New Year’s Day on the Housatonic – January 1, 2017

West Cornwal Covered Bridge
One of the rivers that has been on my to-do list for a while is the Housatonic.  When I saw that a group would be paddling it on New Year’s Day, I decided to tag along. 

The Housatonic originates in the Berkshire Hills of western MA and flows south for 150 miles along the western border of MA and CT before emptying into Long Island Sound.  There’s lots of great paddling along the Housatonic River. The best-known whitewater section is a class IV run known as Bulls Bridge - it's well above my skill set.  There is also a pretty flatwater section from Ashley Falls (MA) to Falls Village (CT), and a nice quickwater run from Falls Village to Kent.  We would be running part of the quickwater run – putting in above the Covered Bridge in West Cornwall, and taking out at the at Housatonic Meadows State Park.

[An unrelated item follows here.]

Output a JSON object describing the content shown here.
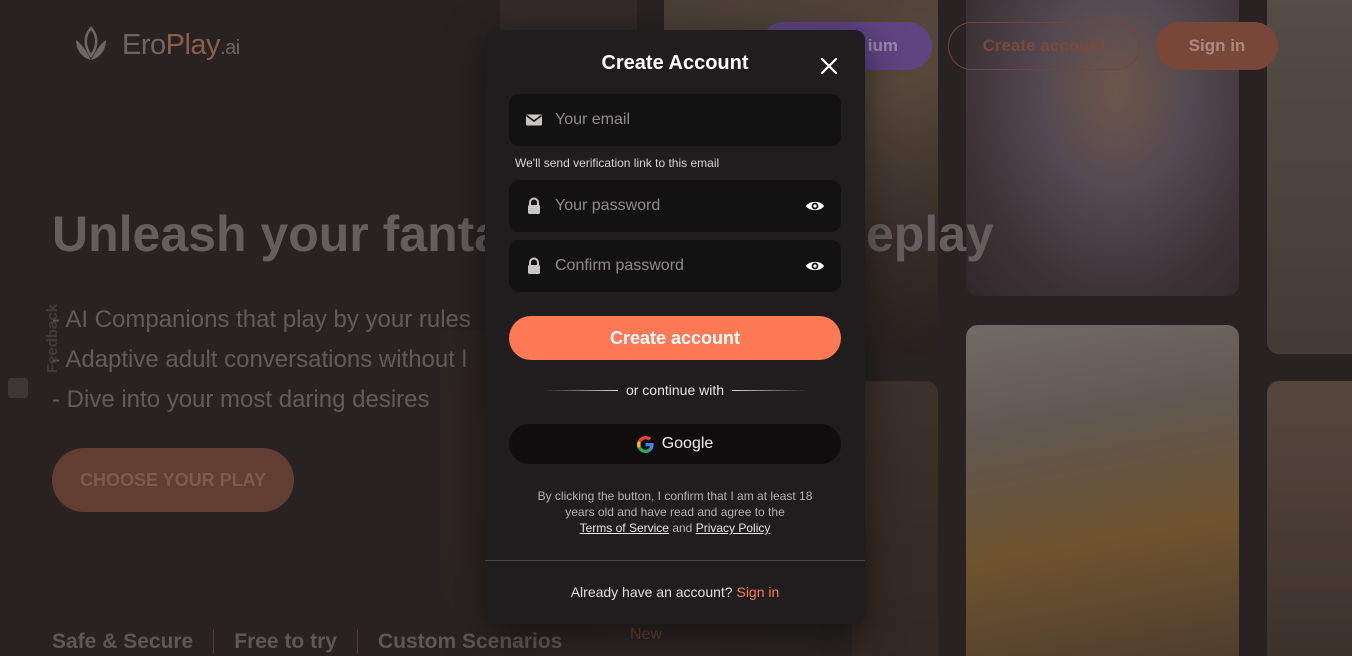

Running the Covered Bridge Rapid
The day was sunny and traffic was light as I did the 3-hour drive out to western CT.  A light snow covered the Northwest Hills as I met the group at the Covered Bridge in West Cornwall.  We ran the shuttle, dropping our boats off on River Road above the Covered Bridge, and leaving cars at the picnic area below the campground at the Housatonic Meadows State Park.  The river was at a medium-low level – 3 feet, 900 cfs. I guess you can run it down to about 500 cfs, and medium flow is around 2,000 cfs.

The West Cornwall Covered Bridge was first constructed in 1762, and is one of the earliest bridges across the Housatonic River.  Beneath the Covered Bridge is a short class I/II rapid known appropriately enough at the “Covered Bridge Rapid”.  This is the site of an annual spring slalom race.  We spent some time playing in the rapids before heading downstream.

Playing in the Covered Bridge Rapid
A little ways below the Covered Bridge Rapid is a shorter class I/II rapid known at the Ledges.  From there, the river alternated between flatwater, quickwater and riffles.  It took us a couple of hours to do the 5-mile run. 

I’d love to come back in the summer and spend a night or two at the Housatonic Meadows Campground.  We could paddle from Falls Village to the campground on day 1. Paddle from the Campground to Kent on day 2.  And maybe even do the section from Ashley Falls to Falls Village on day 3.  We’ll see.